/python-api-challenge

Using the Open Weather Map, Google Nearby Search, and Google Place Search APIs to obtain climate data; using gmaps to create visualisations of selected cities' climate and hotel location data.

Primary LanguageJupyter Notebook

python-api-challenge

Map with Magnifying Glass and Location Point

contains:

weatherpy folder:

  • weatherpy.ipynb
  • outputs folder:
    • cities.csv (a csv of 553 randomly chosen cities throughout the world)
    • .pngs of graphs of several variables vs. latitude:
      • cloudLatAllCities.png (cloudiness v. latitude for all 553 cities)
      • humLatAllCities.png (humidity v. latitude for all 553 cities)
      • northern_latitude_v_cloudiness.png (cloudiness v. latitude for cities in the northern hemisphere)
      • northern_latitude_v_max_temperature(F).png (maximum temperature (F) v. latitude in the northern hemisphere)
      • northern_latitude_v_percent_humidity.png (percent humidity v. latitude in the northern hemisphere)
      • northern_latitude_v_wind_speed.png (wind speed v. latitude in the northern hemisphere)
      • southern_latitude_v_cloudiness.png (cloudiness v. latitude for cities in the southern hemisphere)
      • southern_latitude_v_max_temperature(F).png (maximum temperature (F) v. latitude in the southern hemisphere)
      • southern_latitude_v_percent_humidity.png (percent humidity v. latitude in the southern hemisphere)
      • southern_latitude_v_wind_speed.png (wind speed v. latitude in the southern hemisphere)
      • tempLatAllCities.png (maximum temperature (F) v. latitude for all 553 cities)
      • windLatAllCities.png (wind speed v. latitude for all 553 cities)

vacationpy folder:

  • vacationpy.ipynb
  • images folder:
    • heatmapsymbols.png (an image of the heatmap and symbol levels on the 8 ideal temperature cities)

description:

weatherpy:

Weatherpy sample output

The weatherpy.ipynb file used citipy and the open weather map api to construct a dataframe of 553 randomly chosen cities, along with their latitudes and longitudes, and several climate variables (maximum temperature, cloudiness, wind speed, and humidity) measured on 24 December 2020. Those climate variables were graphed against each city's latitude to draw out any potential relationships.
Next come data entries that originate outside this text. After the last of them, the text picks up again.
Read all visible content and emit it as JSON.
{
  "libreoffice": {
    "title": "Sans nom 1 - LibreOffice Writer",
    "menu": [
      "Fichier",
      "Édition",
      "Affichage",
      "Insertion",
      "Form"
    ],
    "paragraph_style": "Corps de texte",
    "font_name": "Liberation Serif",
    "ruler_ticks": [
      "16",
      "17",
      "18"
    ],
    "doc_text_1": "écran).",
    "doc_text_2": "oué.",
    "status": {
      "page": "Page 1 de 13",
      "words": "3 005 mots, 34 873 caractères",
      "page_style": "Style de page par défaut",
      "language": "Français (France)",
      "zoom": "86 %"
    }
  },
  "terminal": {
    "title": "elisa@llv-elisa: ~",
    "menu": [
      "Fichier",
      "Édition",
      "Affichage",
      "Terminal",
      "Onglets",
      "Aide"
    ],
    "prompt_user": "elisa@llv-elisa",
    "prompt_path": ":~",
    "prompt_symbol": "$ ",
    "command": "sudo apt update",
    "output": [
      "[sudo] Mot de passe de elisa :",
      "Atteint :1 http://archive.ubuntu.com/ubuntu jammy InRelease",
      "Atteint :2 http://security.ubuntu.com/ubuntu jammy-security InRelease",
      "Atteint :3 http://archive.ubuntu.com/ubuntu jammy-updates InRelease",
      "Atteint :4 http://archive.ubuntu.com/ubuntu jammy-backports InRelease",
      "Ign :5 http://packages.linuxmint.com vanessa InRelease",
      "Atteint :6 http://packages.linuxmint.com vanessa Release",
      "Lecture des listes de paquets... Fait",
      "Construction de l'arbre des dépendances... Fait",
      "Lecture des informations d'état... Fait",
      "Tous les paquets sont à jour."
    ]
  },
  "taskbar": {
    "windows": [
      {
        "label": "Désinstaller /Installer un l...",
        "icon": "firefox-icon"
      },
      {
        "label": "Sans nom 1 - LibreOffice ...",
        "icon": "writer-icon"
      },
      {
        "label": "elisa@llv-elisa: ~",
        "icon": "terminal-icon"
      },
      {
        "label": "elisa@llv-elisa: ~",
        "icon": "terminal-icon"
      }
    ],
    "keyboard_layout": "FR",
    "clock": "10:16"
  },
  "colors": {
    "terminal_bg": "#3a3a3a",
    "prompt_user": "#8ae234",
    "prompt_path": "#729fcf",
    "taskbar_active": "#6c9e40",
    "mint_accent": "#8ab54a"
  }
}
The outputs folder holds images of the resulting graphs, and a csv of all the data on the cities.

The following steps were taken within the weatherpy.ipynb:

  • Generating the 500+ cities:
    • creating a range of latitude and longitude values for numpy.random to work on (so that non-existent latitudes/longitudes, such as 200 degrees longitude, don't get generated).
    • using numpy.random to create two lists of 1500 numbers each within the defined ranges, to create latitude/longitude pairs.
      • the lists are 1500 numbers long to account for repeats and for latitude and longitude pairs that don't successfully create cities.
    • using citipy.nearest_city to find unique cities near the randomly created latitude/longitude pairs, and appending to a list (cities).
      • the cities list is 603 cities long, down from 1500 lat/long pairs
  • Obtaining climate data for the 500+ cities:
    • creating a for loop to call the open weather map api and append climate variables to lists
      • a try/except was built in, skipping cities for which data couldn't be found in the open weather api
      • checking the length of these lists shows they are 553 cities long: this is how many cities analysis will be done on
  • Creating a data frame and data cleaning:
    • creating a dataframe out of the lists for analysis (weather_data_df)
    • checking to see if any humidity values need to dropped due to them exceeding 100%
    • reading the data frame to a csv (saving to the outputs folder)
    • reading the csv back in to the notebook as weather_df
      • exporting and importing the csv was done in order to create a stable data source over several working periods. If not done, every time the notebook is returned to, the data would change, due to the open weather api being called again.
  • Creating scatter plots for all the data, saving them to the outputs folder:
    • temperature v. latitude
    • humidity v. latitude
    • cloudiness v. latitude
    • wind speed v. latitude
  • Creating separate dataframes for the northern and southern hemispheres:
    • creating a mask for latitude > 0 or < 0 and applying it to weather_df
    • saving the results of those masks as northern_hemi_data_df and southern_hemi_data_df
  • Creating scatter plots and linear regressions for the northern and southern hemisphere climate variables:
    • defining a function (scatter_linreg()) to create a scatter plot based on different variables, a linear regression based on those variables, and saving those graphs to the outputs folder.
    • calling the function for the following variable pairs, for both the northern and southern hemisphere:
      • temperature v. latitude
      • humidity v. latitude
      • cloudiness v. latitude
      • wind speed v. latitude
      • after each pair of graphs, observations are made as to what the graphs may suggest

vacationpy:

Vacationpy output

The vacationpy.ipynb file used the cities.csv generated in weatherpy.ipynb, and gmaps, to draw a heatmap of the humidity of the 553 randomly generated cities. The csv and gmaps were further used to discover cities fitting certain criteria making them fit for a holiday. Using the google apis nearby search, hotels near those cities were found. The coordinates of the cities with ideal weather were found more accurately using google apis place search, and hotels near those coordinates were found using nearby search. Using those hotels, a symbol layer was added to the heatmap listing information about those hotels. The images folder contains a screenshot of the final heatmap with a symbol layer of the locations of those hotels.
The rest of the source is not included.